In 1993, the radio show moved from latenight to afternoon drive time, and its affiliates had grown from the original 28 to 410. In 1994, the network, now Westwood Mutual, began the first ever TV/radio talkshow simulcast of “Larry King Live,” which debuted on CNN in 1985.

“Larry King Live” was a weeknight fixture for 25 years. King left the program in 2010 but continued to host specials for CNN.

In 2012 King teamed with Mexican billionaire Carlos Slim to found digital network Ora TV, which produced his new Web talkshow “Larry King Now” for Hulu. He told interviewees he would never retire, and continued his interviews for Ora TV’s “Larry King Now” and “Politicking with Larry King” until his death.

Born Lawrence Harvey Zeigler, King grew up in Brooklyn. He started his career as a media personality in Miami Beach, first as a disc jockey, then as host of interview shows and as a color commentator for sportscasts. At the suggestion of a radio station general manager, he changed his name to make it more show-business friendly.

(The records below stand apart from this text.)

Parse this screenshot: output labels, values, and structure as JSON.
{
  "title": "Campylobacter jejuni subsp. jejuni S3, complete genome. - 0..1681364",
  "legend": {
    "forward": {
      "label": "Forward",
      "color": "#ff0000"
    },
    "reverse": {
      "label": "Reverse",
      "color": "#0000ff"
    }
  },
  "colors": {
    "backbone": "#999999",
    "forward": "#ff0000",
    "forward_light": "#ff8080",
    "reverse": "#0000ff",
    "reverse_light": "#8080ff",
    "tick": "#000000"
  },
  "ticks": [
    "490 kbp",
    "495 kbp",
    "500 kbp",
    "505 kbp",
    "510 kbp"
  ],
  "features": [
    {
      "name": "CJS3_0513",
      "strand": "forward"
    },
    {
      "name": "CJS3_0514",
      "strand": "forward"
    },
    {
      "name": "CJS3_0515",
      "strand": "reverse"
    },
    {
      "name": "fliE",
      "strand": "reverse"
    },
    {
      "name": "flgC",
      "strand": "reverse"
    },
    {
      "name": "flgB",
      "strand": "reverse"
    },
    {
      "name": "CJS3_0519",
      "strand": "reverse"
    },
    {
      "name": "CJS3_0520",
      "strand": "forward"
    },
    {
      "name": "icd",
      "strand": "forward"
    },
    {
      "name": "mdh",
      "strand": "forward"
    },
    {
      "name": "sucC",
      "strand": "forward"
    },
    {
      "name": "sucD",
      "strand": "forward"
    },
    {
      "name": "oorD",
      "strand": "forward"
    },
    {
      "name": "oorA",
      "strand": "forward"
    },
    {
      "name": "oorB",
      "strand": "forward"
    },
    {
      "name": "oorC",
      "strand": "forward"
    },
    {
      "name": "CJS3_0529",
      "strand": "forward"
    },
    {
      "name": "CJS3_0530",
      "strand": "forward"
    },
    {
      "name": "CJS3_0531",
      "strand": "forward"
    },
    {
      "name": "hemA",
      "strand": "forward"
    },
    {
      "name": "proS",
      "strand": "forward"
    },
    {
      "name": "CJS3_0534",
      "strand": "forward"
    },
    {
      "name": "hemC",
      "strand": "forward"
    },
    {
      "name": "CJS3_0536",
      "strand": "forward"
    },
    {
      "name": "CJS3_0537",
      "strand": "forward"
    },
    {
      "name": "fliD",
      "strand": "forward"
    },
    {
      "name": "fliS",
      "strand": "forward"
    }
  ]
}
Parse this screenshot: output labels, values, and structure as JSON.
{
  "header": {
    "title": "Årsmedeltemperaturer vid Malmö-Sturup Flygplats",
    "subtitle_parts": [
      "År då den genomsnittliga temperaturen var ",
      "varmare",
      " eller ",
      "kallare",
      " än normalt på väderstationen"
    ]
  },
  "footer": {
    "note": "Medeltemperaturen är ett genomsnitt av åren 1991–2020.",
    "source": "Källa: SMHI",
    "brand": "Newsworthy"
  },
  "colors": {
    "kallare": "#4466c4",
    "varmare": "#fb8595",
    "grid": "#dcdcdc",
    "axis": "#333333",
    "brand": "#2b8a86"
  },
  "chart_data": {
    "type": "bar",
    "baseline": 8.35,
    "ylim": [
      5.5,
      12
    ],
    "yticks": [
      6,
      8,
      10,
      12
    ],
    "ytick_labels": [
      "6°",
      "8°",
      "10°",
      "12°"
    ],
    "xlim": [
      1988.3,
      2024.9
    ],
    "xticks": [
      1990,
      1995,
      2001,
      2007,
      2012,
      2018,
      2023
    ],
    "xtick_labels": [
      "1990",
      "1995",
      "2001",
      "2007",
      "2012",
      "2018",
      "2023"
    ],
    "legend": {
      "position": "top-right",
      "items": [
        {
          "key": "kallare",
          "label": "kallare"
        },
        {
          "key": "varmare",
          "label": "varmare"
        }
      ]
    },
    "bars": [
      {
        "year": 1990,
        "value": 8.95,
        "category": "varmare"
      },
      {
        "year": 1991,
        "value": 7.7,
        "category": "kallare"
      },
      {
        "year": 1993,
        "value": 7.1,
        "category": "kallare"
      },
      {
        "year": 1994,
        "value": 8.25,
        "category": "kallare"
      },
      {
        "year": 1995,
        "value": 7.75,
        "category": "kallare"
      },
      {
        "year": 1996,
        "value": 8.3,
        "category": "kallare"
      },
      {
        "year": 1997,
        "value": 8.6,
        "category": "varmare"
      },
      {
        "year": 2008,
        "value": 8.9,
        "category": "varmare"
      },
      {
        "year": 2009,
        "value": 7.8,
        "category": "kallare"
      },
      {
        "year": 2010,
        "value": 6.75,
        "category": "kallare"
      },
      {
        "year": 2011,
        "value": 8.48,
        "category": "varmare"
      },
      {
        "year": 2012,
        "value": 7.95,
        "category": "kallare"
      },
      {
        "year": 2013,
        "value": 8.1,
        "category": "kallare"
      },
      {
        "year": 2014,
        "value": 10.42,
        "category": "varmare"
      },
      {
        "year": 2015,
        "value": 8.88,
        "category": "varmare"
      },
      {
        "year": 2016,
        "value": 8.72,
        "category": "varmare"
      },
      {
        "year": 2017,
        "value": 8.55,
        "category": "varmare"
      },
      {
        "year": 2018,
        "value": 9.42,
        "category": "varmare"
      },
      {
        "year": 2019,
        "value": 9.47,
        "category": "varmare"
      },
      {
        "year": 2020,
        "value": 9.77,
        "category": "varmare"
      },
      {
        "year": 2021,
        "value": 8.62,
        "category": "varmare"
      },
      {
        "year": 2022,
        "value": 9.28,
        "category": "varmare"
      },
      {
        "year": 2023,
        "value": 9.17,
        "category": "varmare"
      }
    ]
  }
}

His local popularity led to other media gigs, including newspaper columns for the Miami Herald, the Miami News and the Miami Beach Sun-Reporter.

In 1971, however, King was arrested for grand larceny, accused of stealing from a business partner. The charges were dropped in 1972, but it was another four years before he was able to work regularly in broadcasting again.

In addition to his Lifetime Achievement Emmy, King also nabbed two Peabody Awards and 10 CableACE awards.

King was famous for his many marriages, with eight unions to seven different women.

He is survived by his wife, singer and actress Shawn Southwick-King, and children Cannon, Chance and Larry Jr. He is predeceased by two children, Chaia and Andy, who died within weeks of each other in 2020.